Déjà, le déplacement de Jack the Giant Slayer au calendrier de juin à mars était plutôt impromptu et très peu encourageant pour ce film librement inspiré d'un conte classique anglais. Les bandes-annonces n'étaient pas non plus très convaincantes et les quelques images issues du film ne nous permettaient pas d'espérer un chef-d'oeuvre visuel. C'est donc avec très peu d'attentes qu'on approche Jack. Même s'il nous arrive souvent d'être surpris avec des films qui nous laissent ainsi, d'emblée, de glace, ces minces attentes que nous avions envers Jack the Giant Slayer ne nous permettent pas de considérer la production comme surprenante. Le film est passable, peut-être, mais étonnant, pas du tout.
Jack the Giant Slayer comporte de nombreux illogismes temporels, proportionnels, narratifs et idéologiques. Un humain qui se promène parmi les géants et qui ne se fait pas repérer au contraire de ses semblables, un groupe de colosses (trois, quatre fois la taille des hommes) qui affrontent des êtres humains au souk à la corde et perdent, des haricots magiques qui poussent à des vitesses inégales et bien d'autres incongruités entravent l'expérience cinématographique et parsèment le long métrage d'aventures fantastiques de Bryan Singer. Comme dans bien des productions mal écrites et mal construites, les protagonistes parviennent souvent à atteindre leurs objectifs grâce à la chance et le hasard. C'est, nous l'aurons compris, encore le cas ici, dans ce film où un fermier parvient à contrer une armée de géants avec comme seule arme un simple petit couteau.

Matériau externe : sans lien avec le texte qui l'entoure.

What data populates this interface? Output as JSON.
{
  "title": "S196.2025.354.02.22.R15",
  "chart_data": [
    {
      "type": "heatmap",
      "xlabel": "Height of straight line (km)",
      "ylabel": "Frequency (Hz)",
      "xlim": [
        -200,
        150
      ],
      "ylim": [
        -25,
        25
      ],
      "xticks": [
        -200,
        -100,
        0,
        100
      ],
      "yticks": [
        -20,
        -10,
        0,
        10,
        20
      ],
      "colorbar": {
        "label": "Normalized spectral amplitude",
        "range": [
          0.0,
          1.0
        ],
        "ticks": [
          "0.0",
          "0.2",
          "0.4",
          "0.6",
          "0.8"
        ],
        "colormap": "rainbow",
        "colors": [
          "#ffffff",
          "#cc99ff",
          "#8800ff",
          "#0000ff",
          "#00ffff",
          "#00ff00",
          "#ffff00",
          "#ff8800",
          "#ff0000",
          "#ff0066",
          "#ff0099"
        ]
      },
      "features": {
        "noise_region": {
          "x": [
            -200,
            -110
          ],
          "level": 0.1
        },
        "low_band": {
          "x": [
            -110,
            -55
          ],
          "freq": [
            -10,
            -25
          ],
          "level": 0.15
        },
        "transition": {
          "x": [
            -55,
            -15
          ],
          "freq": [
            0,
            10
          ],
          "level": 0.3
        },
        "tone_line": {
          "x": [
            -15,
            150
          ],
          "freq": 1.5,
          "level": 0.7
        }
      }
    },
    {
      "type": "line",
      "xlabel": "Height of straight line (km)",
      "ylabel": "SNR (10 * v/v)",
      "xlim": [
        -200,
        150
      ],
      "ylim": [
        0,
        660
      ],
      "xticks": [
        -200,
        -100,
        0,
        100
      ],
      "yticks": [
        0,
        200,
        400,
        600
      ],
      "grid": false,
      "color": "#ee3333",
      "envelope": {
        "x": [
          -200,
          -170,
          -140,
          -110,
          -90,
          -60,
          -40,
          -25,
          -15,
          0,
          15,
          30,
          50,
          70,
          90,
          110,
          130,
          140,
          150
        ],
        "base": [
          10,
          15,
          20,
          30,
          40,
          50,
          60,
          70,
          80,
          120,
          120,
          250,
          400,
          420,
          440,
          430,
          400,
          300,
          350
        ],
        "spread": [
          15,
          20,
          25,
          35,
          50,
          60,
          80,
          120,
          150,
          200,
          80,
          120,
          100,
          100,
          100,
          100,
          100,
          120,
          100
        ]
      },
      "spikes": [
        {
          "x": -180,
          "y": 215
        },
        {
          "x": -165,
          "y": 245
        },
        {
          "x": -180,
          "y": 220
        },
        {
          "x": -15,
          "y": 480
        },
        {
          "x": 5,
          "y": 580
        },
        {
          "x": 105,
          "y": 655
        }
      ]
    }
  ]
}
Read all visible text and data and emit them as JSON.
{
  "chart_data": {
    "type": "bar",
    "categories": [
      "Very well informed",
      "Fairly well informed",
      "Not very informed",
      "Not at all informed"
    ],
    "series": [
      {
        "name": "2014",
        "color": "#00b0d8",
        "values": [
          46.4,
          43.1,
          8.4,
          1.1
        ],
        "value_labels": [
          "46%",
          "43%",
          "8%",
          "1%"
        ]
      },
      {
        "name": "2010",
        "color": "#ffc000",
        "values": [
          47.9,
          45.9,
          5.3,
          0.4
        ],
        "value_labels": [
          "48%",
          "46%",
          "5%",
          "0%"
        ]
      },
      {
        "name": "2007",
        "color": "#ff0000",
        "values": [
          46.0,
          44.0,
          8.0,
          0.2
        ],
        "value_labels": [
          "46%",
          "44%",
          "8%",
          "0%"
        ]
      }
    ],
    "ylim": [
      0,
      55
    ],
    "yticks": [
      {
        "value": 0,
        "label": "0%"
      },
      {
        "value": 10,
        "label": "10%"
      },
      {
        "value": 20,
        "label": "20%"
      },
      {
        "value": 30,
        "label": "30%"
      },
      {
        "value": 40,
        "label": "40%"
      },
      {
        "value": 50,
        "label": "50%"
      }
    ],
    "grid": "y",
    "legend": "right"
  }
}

Les décors et les costumes ne sont pas non plus impressionnants comme ils auraient dû l'être. On ne peut faire abstraction des paillettes sur l'armure de la princesse et de tous les accessoires en plastique à peine camouflés sur les vêtements des nobles. Pour ce qui est de cette fameuse liane qui fait le lien entre la terre des hommes et celle des géants, elle ressemble drôlement aux hautes herbes de Honey, I Shrunk the Kids (un film, je le rappelle, de 1989). Il me semble que la technologie moderne nous permet de construire des univers beaucoup plus spectaculaires qu'il y a vingt ans, et, malheureusement, les nombreuses années de progrès dans le domaine des effets spéciaux semblent futiles lorsqu'on regarde Jack the Giant Slayer. Même les géants - qui aurait dû être la principale préoccupation « visuelle » - n'ont pas la prestance qu'ils auraient dû avoir ni l'aspect effrayant qu'on envisageait.
Sa nouvelle date (maintenant au début de la semaine de relâche) et son nouveau titre (le film était précédemment titré Jack the Giant Killer) sont de bons indices de l'intérêt familial de la production. Le réalisateur a pris bien soin de ne montrer aucune goutte de sang. On arrache des têtes en arrière-plan, on tranche des gorges hors champ et on suggère mort d'hommes, mais tout est calculé pour ne pas montrer directement le geste... Évidemment, l'idée est discutable puisque des géants qui mangent des humains restent tout de même un bon prétexte aux cauchemars.
Avant la conclusion, le film n'est pas complètement un échec, mais dès qu'on nous présente les dernières images - qui nous promettent un deuxième opus et un prolongement de nos souffrances -, nous ne pouvons que nous rendre à l'évidence; Jack the Giant Slayer est aussi mauvais qu'on l'envisageait.